Dominicain a mis des chiffons froids à l'annonce du Venezuela sur la reprise des vols commerciaux

La République dominicaine a remis en question l'annonce de l'Institut national de l'aéronautique civile du Venezuela (INAC) sur la reprise des vols entre les deux pays, suspendus depuis juillet 2024 après l'interrogatoire de la proclamation de Nicolás Maduro en tant que vainqueur des élections présidentielles.

La restauration des vols commerciaux entre le Venezuela et le Panama le 27 mai 2024 a marqué une première étape de la renaissance des liens aériens suspendus après la crise diplomatique générée par les élections vénézuéliennes.

« L'INAC rapporte la reprise des opérations de passagers aérocoomères, du chargement et du courrier vers et depuis la République dominicaine », a-t-il déclaré via son compte Instagram, bien qu'il n'ait pas précisé si la mesure aurait un effet immédiat ou offrait des détails supplémentaires sur le processus.

Le président du Venezuela, Nicolás

La suspension des vols a été mise en œuvre le 31 juillet 2024, lorsque le gouvernement de Maduro a également fermé la connexion aérienne avec le Panama.

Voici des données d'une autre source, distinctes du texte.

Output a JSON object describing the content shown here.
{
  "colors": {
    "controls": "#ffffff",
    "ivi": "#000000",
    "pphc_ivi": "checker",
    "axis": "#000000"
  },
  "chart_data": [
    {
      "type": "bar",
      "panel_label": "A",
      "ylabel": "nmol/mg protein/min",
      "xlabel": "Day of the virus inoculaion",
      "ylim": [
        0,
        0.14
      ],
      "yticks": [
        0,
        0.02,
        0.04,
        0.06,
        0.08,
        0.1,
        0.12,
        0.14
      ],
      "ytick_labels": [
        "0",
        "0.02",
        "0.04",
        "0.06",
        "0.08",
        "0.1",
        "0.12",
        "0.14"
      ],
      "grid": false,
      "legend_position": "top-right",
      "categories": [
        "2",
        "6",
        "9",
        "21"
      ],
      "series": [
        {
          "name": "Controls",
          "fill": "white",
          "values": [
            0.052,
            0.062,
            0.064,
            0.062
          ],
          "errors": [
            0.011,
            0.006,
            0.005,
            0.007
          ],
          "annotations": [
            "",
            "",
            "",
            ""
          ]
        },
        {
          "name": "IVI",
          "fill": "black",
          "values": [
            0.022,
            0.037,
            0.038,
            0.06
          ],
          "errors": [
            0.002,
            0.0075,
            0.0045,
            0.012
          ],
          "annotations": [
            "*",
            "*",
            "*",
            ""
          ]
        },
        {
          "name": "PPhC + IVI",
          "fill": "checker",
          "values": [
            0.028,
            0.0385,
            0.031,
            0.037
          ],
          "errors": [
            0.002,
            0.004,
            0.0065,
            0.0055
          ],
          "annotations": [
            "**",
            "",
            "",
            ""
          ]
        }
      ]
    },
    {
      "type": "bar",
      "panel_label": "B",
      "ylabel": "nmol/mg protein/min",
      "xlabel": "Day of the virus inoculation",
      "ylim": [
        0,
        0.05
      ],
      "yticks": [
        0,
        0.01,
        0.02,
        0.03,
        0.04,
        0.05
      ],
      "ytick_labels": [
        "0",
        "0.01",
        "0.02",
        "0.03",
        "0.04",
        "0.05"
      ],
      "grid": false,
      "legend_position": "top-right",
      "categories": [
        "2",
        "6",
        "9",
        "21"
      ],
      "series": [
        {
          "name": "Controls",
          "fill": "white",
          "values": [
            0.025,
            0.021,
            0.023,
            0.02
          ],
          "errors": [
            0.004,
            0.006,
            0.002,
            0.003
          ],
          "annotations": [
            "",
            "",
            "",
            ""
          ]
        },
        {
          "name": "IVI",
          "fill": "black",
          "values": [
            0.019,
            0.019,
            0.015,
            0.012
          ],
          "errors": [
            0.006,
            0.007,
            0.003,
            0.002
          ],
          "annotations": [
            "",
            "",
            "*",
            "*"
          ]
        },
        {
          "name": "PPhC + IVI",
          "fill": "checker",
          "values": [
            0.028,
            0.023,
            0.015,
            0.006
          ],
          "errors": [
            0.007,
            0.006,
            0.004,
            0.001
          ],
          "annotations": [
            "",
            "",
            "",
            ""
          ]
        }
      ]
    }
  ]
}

Cette décision a été prise en réponse à ce que le cadre vénézuélien a décrit comme des «actions d'interférence» des deux pays qui, avec d'autres pays latino-américains, se sont inquiétés du développement et des résultats des élections présidentielles qui ont tenu ce mois-ci.

Les gouvernements du Panama, de la République dominicaine, de l'Uruguay, de l'Argentine, du Costa Rica, de l'Équateur, du Guatemala, du Paraguay et du Pérou ont exprimé leur « préoccupation profonde » pour le processus électoral et ont demandé un examen complet des résultats annoncés par le Conseil électoral national (CNE), qui a déclaré Maduro. L'opposition vénézuélienne a décrit le résultat comme «frauduleux».

La réaction de la République dominicaine à l'annonce vénézuélienne a été prudente. Le président du Civil Aviation Board (JAC), Héctor Porcella, a déclaré dans un communiqué officiel: « Nous évaluerons avec responsabilité et dans une stricte adhésion à l'intérêt national de toute demande de restauration des itinéraires aériens, comme c'est le cas du Venezuela. » Porcella a ajouté que « jusqu'à ce qu'une décision officielle soit émise, les opérations aériennes entre les deux pays sont suspendus » et ont souligné que toute résolution sera communiquée par les canaux institutionnels correspondants.

En réponse aux critiques internationales, le gouvernement de Caracas a demandé la retraite immédiate des représentants diplomatiques du Panama et de la République dominicaine, ainsi que d'autres pays d'Amérique latine, en rejet de ce qu'il considérait comme «des actions et des déclarations interférentes» sur les déclarations présidentielles. En outre, le Venezuela a décidé de « retirer tout le personnel diplomatique des missions » dans ces nations, approfondissant la rupture des relations diplomatiques.

Un avion aérien

La suspension des opérations aériennes a également été justifiée par le gouvernement vénézuélien sous la prémisse de « la présomption de l'utilisation de l'aviation civile à des fins non compatibles avec les principes de sécurité », selon le discours officiel du chavisme. Cet argument a rejoint le récit de la défense de la souveraineté nationale contre ce que l'exécutif considérait les pressions externes.

Malgré la reprise des vols commerciaux entre le Panama et le Venezuela le 27 mai 2024, les relations diplomatiques entre les deux pays restent en pause, une situation également reproduite dans le cas de la République dominicaine. Bien que les voies aériennes aient été restaurées, il n'y a eu aucune restauration formelle de liens diplomatiques, ce qui démontre la persistance des tensions politiques et le manque de normalisation complète dans les relations bilatérales.

Pendant ce temps, les compagnies aériennes et les passagers intéressés à voyager entre le Venezuela et la République dominicaine restent en attente d'une décision officielle qui permet une reprise effective des vols.